The White House plan is said to include a provision to help states keep on paying unemployment benefits. Might be nice for now, but may be trouble down the line. Marketplace’s John Dimsdale reports.
John Dimsdale: Employers pay state and federal taxes to fund unemployment benefits. But this recession, states borrowed from the federal government to come up with enough money. Now they have pay back the loans. The Obama budget would delay those payments for two years. After that, state governments could double the tax on employers to build up their insurance funds.
Gary Burtless at the Brookings Institution says with 9 percent unemployment, delaying the pain is the right trade-off.

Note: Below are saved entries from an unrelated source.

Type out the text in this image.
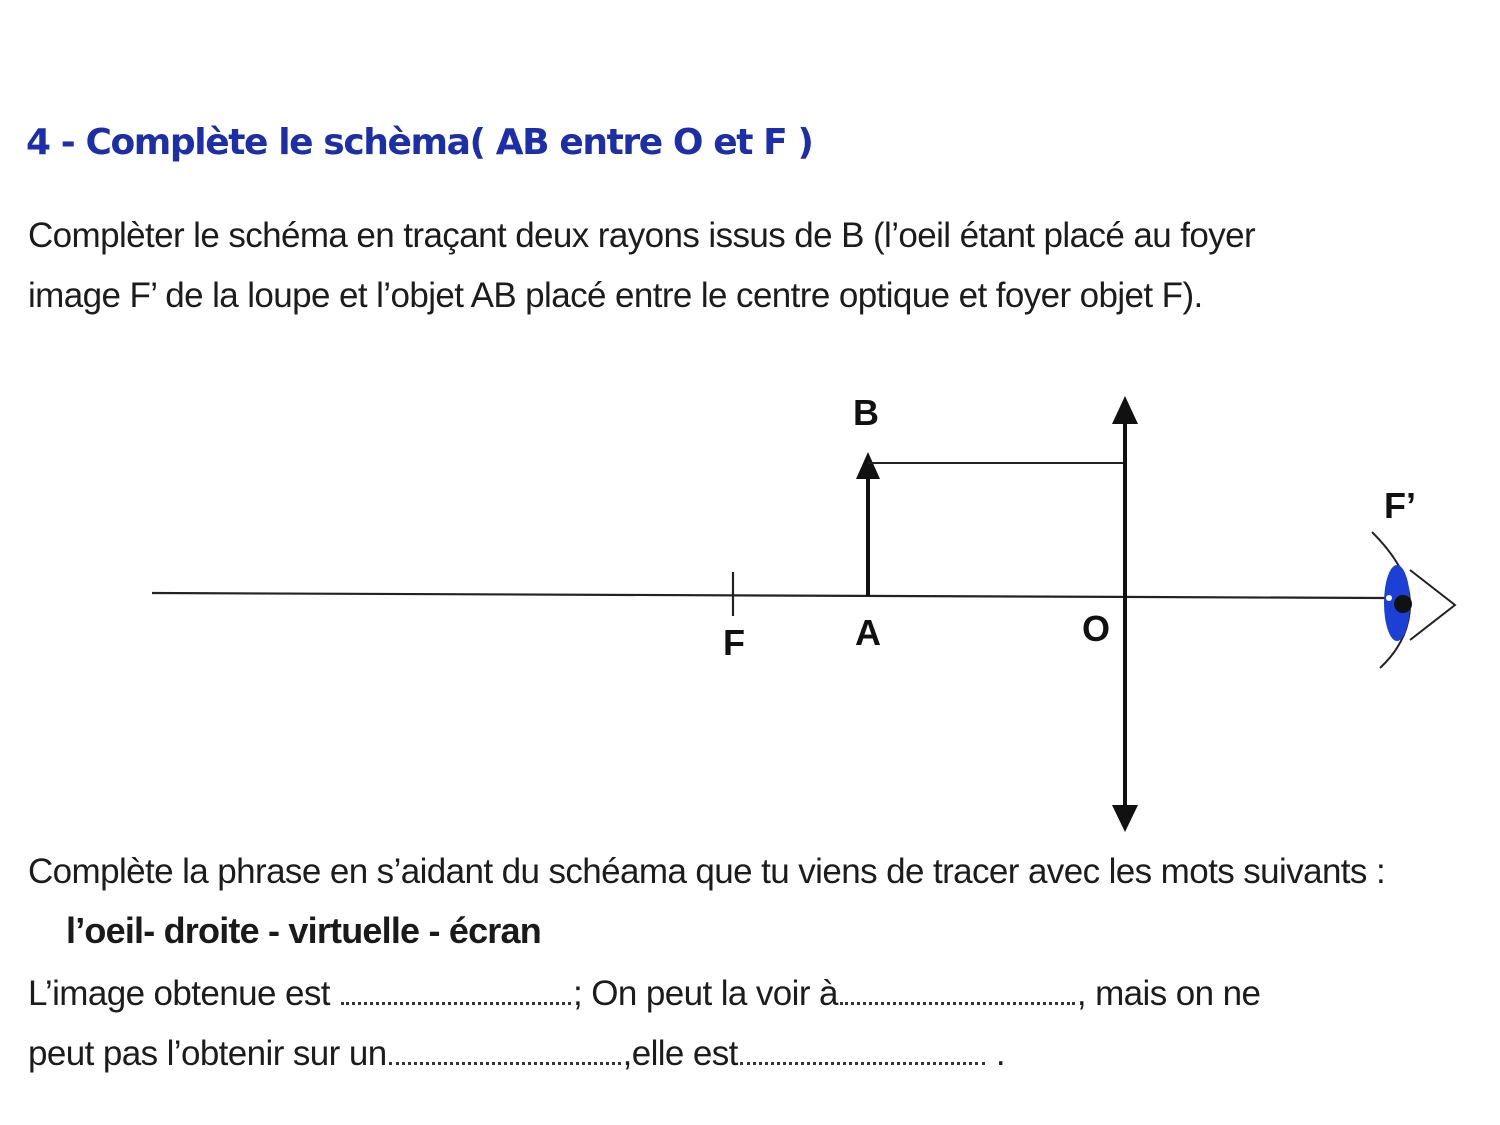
4 - Complète le schèma( AB entre O et F )
Complèter le schéma en traçant deux rayons issus de B (l’oeil étant placé au foyer
image F’ de la loupe et l’objet AB placé entre le centre optique et foyer objet F).
B
A
F	O
F’
Complète la phrase en s’aidant du schéama que tu viens de tracer avec les mots suivants :
l’oeil- droite - virtuelle - écran
L’image obtenue est	; On peut la voir à	, mais on ne
peut pas l’obtenir sur un	,elle est	.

Gary Burtless: It doesn’t seem like a good time to increase the tax penalty on employers when they add someone to their payroll.
The president’s budget idea is similar to what the Center on Budget and Policy Priorities recommended today. The Center proposes to forgo state unemployment reimbursements for two years, but to gradually raise the taxes on employers to pay for unemployment insurance. The Center’s Iris Lav says states are in a tough spot.
Iris Lav: In this recession, they have to pay back those funds that they borrowed and they have to prepare for the next recession so they won’t just be borrowing continuously. In order to do that, somewhere, somehow, tax rates have to go up.
But there’s no guarantee things will be better in two years, says Gary Burtless.
Burtless: If the economy is still in the tank, the president who holds office then can make the same recommendation to defer for another couple of years.
That would only increase federal deficits. Eventually, he says, revenues have to come in to keep unemployment benefits flowing.
In Washington, I’m John Dimsdale for Marketplace.